The second term is “Son of God.” Again, vast amounts of ink have been spilled trying to figure out what this term meant to a Jew of the 1 century CE. So this appears to be a highly debatable point. However, it was a completely ordinary, fully understandable concept to anyone with a Graeco-Roman cultural background. It’s so highly integrated there that its use would have been completely unremarkable. And yet it seems something of an unusual (radical?) notion for Jews. So maybe, rather than look for the meaning of this in the Jewish heritage, we should consider a pagan genesis? And recall, several times in Galatians Paul used the term “God the Father”, which implies that we are all children of God. Was this term used in the OT? Unfortunately, my research, to this point, was not able to turn up anything useful.

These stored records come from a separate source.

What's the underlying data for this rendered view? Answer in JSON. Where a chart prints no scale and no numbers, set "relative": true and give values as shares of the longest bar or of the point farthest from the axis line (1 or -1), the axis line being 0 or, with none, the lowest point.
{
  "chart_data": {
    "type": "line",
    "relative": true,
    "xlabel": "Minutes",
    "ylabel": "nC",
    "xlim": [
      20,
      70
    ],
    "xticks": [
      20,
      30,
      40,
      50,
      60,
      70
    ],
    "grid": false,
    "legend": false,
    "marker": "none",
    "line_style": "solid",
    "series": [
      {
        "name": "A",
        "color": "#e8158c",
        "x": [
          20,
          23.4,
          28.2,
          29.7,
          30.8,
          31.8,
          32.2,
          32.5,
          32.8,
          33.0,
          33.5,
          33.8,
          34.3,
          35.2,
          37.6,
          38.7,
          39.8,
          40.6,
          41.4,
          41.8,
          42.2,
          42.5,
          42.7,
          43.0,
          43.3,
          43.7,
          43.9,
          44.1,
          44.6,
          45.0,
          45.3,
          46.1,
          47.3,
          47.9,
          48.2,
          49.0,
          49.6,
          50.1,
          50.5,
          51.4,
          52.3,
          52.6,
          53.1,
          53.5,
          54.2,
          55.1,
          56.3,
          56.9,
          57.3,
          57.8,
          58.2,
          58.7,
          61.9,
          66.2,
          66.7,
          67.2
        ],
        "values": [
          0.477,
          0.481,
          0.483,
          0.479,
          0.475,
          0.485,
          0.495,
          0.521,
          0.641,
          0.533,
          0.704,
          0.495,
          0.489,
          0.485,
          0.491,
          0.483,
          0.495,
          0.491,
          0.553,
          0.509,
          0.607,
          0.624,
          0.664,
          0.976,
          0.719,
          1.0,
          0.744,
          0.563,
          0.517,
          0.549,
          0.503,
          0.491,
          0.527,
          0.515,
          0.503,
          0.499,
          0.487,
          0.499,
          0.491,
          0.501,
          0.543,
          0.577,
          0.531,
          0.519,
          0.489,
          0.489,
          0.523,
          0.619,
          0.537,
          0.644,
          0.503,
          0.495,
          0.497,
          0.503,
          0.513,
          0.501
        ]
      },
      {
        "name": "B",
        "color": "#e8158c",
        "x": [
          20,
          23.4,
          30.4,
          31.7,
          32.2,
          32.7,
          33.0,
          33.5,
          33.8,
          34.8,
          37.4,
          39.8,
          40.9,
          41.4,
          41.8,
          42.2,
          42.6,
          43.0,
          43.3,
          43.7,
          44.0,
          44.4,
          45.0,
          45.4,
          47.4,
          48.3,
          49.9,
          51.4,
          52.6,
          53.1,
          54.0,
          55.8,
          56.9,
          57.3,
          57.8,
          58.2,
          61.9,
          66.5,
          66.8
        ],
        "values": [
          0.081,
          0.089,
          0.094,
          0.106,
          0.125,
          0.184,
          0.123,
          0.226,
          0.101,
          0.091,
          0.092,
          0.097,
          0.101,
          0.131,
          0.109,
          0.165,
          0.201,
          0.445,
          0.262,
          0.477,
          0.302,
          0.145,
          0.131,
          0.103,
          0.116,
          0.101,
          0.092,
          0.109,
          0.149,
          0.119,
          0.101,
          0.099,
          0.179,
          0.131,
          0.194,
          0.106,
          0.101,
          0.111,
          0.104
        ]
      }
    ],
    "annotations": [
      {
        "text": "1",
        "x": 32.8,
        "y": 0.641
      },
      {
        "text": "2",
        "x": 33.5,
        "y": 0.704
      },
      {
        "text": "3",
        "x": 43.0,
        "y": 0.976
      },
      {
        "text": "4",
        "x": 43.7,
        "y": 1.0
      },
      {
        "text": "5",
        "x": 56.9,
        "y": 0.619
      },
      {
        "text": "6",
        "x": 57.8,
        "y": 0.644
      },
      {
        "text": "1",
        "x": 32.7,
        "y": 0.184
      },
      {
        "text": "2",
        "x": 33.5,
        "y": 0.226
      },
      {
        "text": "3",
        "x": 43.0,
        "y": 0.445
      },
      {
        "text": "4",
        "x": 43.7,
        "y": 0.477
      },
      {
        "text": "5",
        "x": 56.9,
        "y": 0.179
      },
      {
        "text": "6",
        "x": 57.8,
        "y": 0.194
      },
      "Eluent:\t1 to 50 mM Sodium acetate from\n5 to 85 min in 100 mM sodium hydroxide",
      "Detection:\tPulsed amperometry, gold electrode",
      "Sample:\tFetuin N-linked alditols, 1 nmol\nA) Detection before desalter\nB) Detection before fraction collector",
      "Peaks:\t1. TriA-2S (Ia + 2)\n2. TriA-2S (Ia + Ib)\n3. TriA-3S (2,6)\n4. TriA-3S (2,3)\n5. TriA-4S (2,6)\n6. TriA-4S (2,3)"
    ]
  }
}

And, btw–From “Son of God” it’s a very short step to “Our Father”. There may be reason to believe that some of these Greek concepts had penetrated into the Jewish mindset. Perhaps Jesus’ contribution to the development may have been to incorporate them more forcefully. And perhaps this is why he, and not John the Baptist, became popular with the Gentiles.


About James, brother of Jesus

I have a BA from the University of Toronto in Greek and Roman History. For this, I had to learn classical Greek and Latin. In seminar-style classes, we discussed both the meaning of the text and the language. U of T has a great Classics Dept. One of the professors I took a Senior Seminar with is now at Harvard. I started reading the New Testament as a way to brush up on my Greek, and the process grew into this. I plan to comment on as much of the NT as possible, starting with some of Paul's letters. After that, I'll start in on the Gospels, starting with Mark.

Posted on February 9, 2013, in epistles, General / Overview, gospel commentary, gospels, mark's gospel, Special topic and tagged , , , , , , , , , , , , , , , , , . Bookmark the permalink. 2 Comments.

  1. Everything in Judaism from the Maccabees and Daniel to Ecclesiastes became tainted with Hellenistic ideas, that’s for sure. On the other hand, some Canaanite religions had an afterlife similar to Homeric ideas, Egyptian, or Mesopotamian ones. Syria and Canaan developed ideas of souls inhabiting stones, with the carryover to rough standing stones in Judaism (such as in the Transfiguration). In Death Sea Scrolls texts, a Son of God seems to be a righteous person. But overall, you are right that this fits Greco-Roman ideas more than orthodox Judaism. The passage about “being born again”, which is in John, I believe, is in a discussion with a person with a Greek name, about a subject which is only relevant in Greek idiomatic language. This may be a later insertion, though, or the fact its from John may make it too distant to be relevant.

  2. The concept of the afterlife, even in Greek thought, was in flux. Pythagoras had talked about the transmigration of souls, and Plato sort of incorporated this idea and refined/changed it somewhat. I think we would need to know more about some of the mystery religions in order to understand more fully how the idea was developing. To the best of my knowledge, what became the Christian concept was a novelty. And I’ve always suspected that this was one of the reasons that the religion became so popular. The afterlife provided a lot of appeal.

    The conversation in John 3 that you mention was between Jesus and Nicodemus. Yes, the name is Greek, but by this point I don’t think that is particularly relevant. He was a member of the Council, so he was likely born and raised in the Jewish faith. There is a lot of discussion about where different parts of the NT were written, and this matters because it has a bearing on whether the Jews would have read the OT in Hebrew, or in translation in the Septuagint. Reading it in the latter introduced a lot of Greek concepts, purely by accident. The most famous is the use of the Greek term “parthenos”, or “maiden”, rather than the Hebrew which merely means ‘young girl’ without the connotation of “virgin”. I haven’t gotten to John yet, so I’m not very well versed on the whats and the wherefors with that gospel. One may hope I’ll have more to say when I get there.

    And yes, I don’t have a lot of faith in the historicity of anything in John. He is writing theology, as is evident from the very opening sentence.